Urbanisation further aggravates matters. Dense built-up areas trap and reradiate heat, fuelling urban heat island effects that compound night-time warmth, particularly in Tier I and II cities . The study specifically cites districts containing large cities like Mumbai, Delhi, Ahmedabad, Hyderabad, Bhopal and Bhubaneswar as facing the greatest exposure. However, not all regions are equally disadvantaged. Districts in Odisha, with better green cover and water bodies, demonstrate resilience against heat extremes. This underlines that land-use strategy can reduce vulnerability—aligning directly with eco-friendly, equitable urban planning.
The study warns that many existing Heat Action Plans (HAPs) are outdated, focusing mainly on daytime temperatures. It calls for district-level updates that incorporate night-time heat trends, humidity metrics, demographic distributions, cooling infrastructure plans and climate-resilient finance mechanisms. CEEW’s report arrives amid real-time heatwave crises: the India Meteorological Department has issued red alerts across northwestern and eastern India, with persistent over‑44 °C readings in Delhi, Rajasthan, Punjab and Haryana.
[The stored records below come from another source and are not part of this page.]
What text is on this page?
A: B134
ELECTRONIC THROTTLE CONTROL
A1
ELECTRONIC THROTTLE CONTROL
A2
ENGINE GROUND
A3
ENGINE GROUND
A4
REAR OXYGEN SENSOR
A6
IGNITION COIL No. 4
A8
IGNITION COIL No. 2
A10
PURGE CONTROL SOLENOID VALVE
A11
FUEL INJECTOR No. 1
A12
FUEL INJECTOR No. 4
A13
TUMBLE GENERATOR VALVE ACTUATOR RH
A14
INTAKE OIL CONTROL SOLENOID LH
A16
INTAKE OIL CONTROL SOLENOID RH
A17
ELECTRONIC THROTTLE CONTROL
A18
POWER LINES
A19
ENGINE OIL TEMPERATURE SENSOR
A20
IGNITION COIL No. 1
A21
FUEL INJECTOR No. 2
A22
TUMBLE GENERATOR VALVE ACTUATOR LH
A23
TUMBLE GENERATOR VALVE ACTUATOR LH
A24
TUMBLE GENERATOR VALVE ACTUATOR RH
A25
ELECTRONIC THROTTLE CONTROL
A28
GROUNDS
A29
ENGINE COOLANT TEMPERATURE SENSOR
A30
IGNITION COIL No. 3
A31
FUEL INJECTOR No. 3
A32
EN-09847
Experts link this to delayed monsoon currents and atmospheric shifts—a trend likely to intensify under climate change. The human cost is significant. India recorded over 40,000 suspected heatstroke cases and more than 110 confirmed deaths between March and June 2024. Outdoor employees, the elderly, children, urban poor and those with pre-existing conditions are especially at risk.
Analysts stress that mitigating this “invisible crisis” requires city-level urban greening, deployment of cool‑roof technology, scaling climate‑resilient infrastructure, and wide public and private investment into adaptive health systems. Enhanced HAPs funded through the State Disaster Mitigation Fund offer one such pathway. With India’s urban population projected to reach half the country by 2050, these insights underscore the urgency of rebounding with climate‑sensitive planning. Incorporating green corridors, night‑cool strategies, and inclusive heat‑proofing could be the linchpin between resilience and breakdown. India’s new heat‑risk matrix is not alarmism—it’s a wake‑up call. Redesigning cities, updating district protocols, and financing resilient health systems will be critical to confront a future where both days and nights threaten public well‑being.